With Eat this or Starve the good intentions might be:
- not to spoil kids or make/keep them picky
- not to be a kitchen doormat
- not to hear whining about the food on the table
- to get kids to eat what you make.
- ensure a child’s nutritional status
Are these reasonable aims? Of course! Most parents would prefer to make one meal instead of catering to each kid’s food whims, cutting crusts off sandwiches forever, and listening to “yuck I hate that” at each family meal–if they can even get their child to sit at the dinner table in the first place.
The problems with Eat this or Starve, however, are several:
- Reflects an iron-fisted authoritarian parenting style
- Is inconsiderate of a child’s developmental level
- Doesn’t work for kids with established feeding problems
- Is stressful for kids who are extreme picky eaters
- Assumes this is the only way to get kids to eat a balanced meal
What about catering with “What do you want for dinner, kids?” This type of parenting with food also has good intentions:
- Being considerate or ‘nice’
- Ensuring kids eat something rather than nothing out of fear that kids will go hungry if you don’t make them a special meal.
- Wanting to make sure a small child grows adequately, so any food is better than no food.
- A stress-free dinner with everyone getting what they want
But there are also problems with “What do you want for dinner, kids?”:
- Reflects a leadership-lacking permissive parenting style.
- Keeps kids stuck in the ‘picky eating’ phase, preventing them from learning to eat what the family eats.
- If kids don’t eat what you made ‘just for them’ it is more upsetting, food is wasted.
- A lot of extra work for the cook.
- Assumes kids can’t learn to eat what the family eats, so they don’t.
If you’ve been struggling with your child’s eating, you don’t have to stay stuck in either of the above feeding philosophies. There is a better way! One that is neither dogmatic nor doormat-ic 😉 One that reflects an authoritative parenting style that provides both leadership and is responsive to a child’s eating and developmental skills.
This better way means you cook only one meal for the whole family, but what’s different from eat this or starve, is that you consider your child’s preferences and capabilities instead of ignoring them. Most 3 year olds won’t be terribly drawn to the Veggie Lamb Wonder Stew, but they might be willing to reach out for a buttered dinner roll. Maybe plain steamed carrots or apple slices that you’ve put on the table available for the whole family would be a safe and easy food. They may not get excited about a full taco, but would gladly welcome some of the shredded chicken and olives from a ‘make your own taco night’ offering. They may be a macaroni & cheese devotee, but that doesn’t mean you can’t serve veggies and fruit with it. And chicken nuggets for the whole family on occasion doesn’t rule out a colorful salad and mashed sweet potatoes on the side to meet the standards of the more health conscious family members.
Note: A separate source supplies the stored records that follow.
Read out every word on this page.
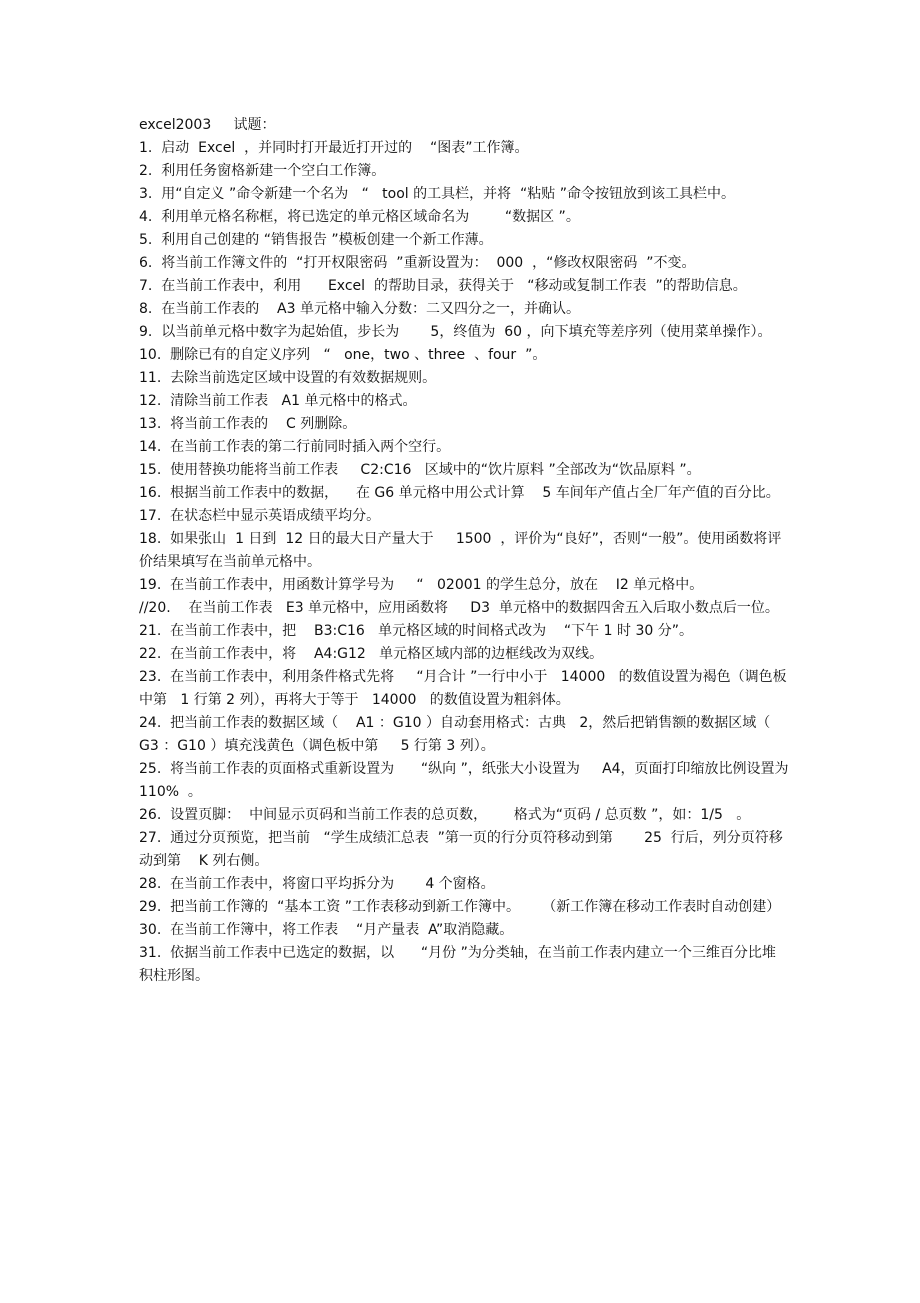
excel2003     试题：
1.  启动  Excel  ，并同时打开最近打开过的    “图表”工作簿。
2.  利用任务窗格新建一个空白工作簿。
3.  用“自定义 ”命令新建一个名为   “   tool 的工具栏，并将  “粘贴 ”命令按钮放到该工具栏中。
4.  利用单元格名称框，将已选定的单元格区域命名为        “数据区 ”。
5.  利用自己创建的 “销售报告 ”模板创建一个新工作薄。
6.  将当前工作簿文件的  “打开权限密码  ”重新设置为：  000  ，“修改权限密码  ”不变。
7.  在当前工作表中，利用      Excel  的帮助目录，获得关于   “移动或复制工作表  ”的帮助信息。
8.  在当前工作表的    A3 单元格中输入分数：二又四分之一，并确认。
9.  以当前单元格中数字为起始值，步长为       5，终值为  60 ，向下填充等差序列（使用菜单操作）。
10.  删除已有的自定义序列   “   one，two 、three  、four  ”。
11.  去除当前选定区域中设置的有效数据规则。
12.  清除当前工作表   A1 单元格中的格式。
13.  将当前工作表的    C 列删除。
14.  在当前工作表的第二行前同时插入两个空行。
15.  使用替换功能将当前工作表     C2:C16   区域中的“饮片原料 ”全部改为“饮品原料 ”。
16.  根据当前工作表中的数据，    在 G6 单元格中用公式计算    5 车间年产值占全厂年产值的百分比。
17.  在状态栏中显示英语成绩平均分。
18.  如果张山  1 日到  12 日的最大日产量大于     1500  ，评价为“良好”，否则“一般”。使用函数将评价结果填写在当前单元格中。
19.  在当前工作表中，用函数计算学号为     “   02001 的学生总分，放在    I2 单元格中。
//20.    在当前工作表   E3 单元格中，应用函数将     D3  单元格中的数据四舍五入后取小数点后一位。
21.  在当前工作表中，把    B3:C16   单元格区域的时间格式改为    “下午 1 时 30 分”。
22.  在当前工作表中，将    A4:G12   单元格区域内部的边框线改为双线。
23.  在当前工作表中，利用条件格式先将     “月合计 ”一行中小于   14000   的数值设置为褐色（调色板中第   1 行第 2 列），再将大于等于   14000   的数值设置为粗斜体。
24.  把当前工作表的数据区域（    A1 ：G10 ）自动套用格式：古典   2，然后把销售额的数据区域（  G3 ：G10 ）填充浅黄色（调色板中第     5 行第 3 列）。
25.  将当前工作表的页面格式重新设置为      “纵向 ”，纸张大小设置为     A4，页面打印缩放比例设置为  110%  。
26.  设置页脚：  中间显示页码和当前工作表的总页数，      格式为“页码 / 总页数 ”，如：1/5   。
27.  通过分页预览，把当前   “学生成绩汇总表  ”第一页的行分页符移动到第       25  行后，列分页符移动到第    K 列右侧。
28.  在当前工作表中，将窗口平均拆分为       4 个窗格。
29.  把当前工作簿的  “基本工资 ”工作表移动到新工作簿中。     （新工作簿在移动工作表时自动创建）
30.  在当前工作簿中，将工作表    “月产量表  A”取消隐藏。
31.  依据当前工作表中已选定的数据，以      “月份 ”为分类轴，在当前工作表内建立一个三维百分比堆积柱形图。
So instead of “eat it or starve” or “what do you want for dinner. kids?” you serve a meal that you want to eat with something on the table that you know your child can handle. You say “this is what we’re having for dinner. You may choose what you like from the table.” Then you let it go and trust that your child can figure out how to satisfy their hunger without you constantly refereeing every bite.
Ultimately “Eat this or Starve” vs. “What do you want for dinner?” is a false dichotomy. You don’t have to be a hard-ass or a push-over. You can take the lead and be considerate. If you want to know more about what that looks like check out this post and this post on the best way to serve meals so that even picky eaters are happy.
That’s exactly what Ellyn Satter’s Division of Responsibility teaches and what forms the foundation I teach my clients. It’s responsive parenting at its best and always a win-win situation at the meal table.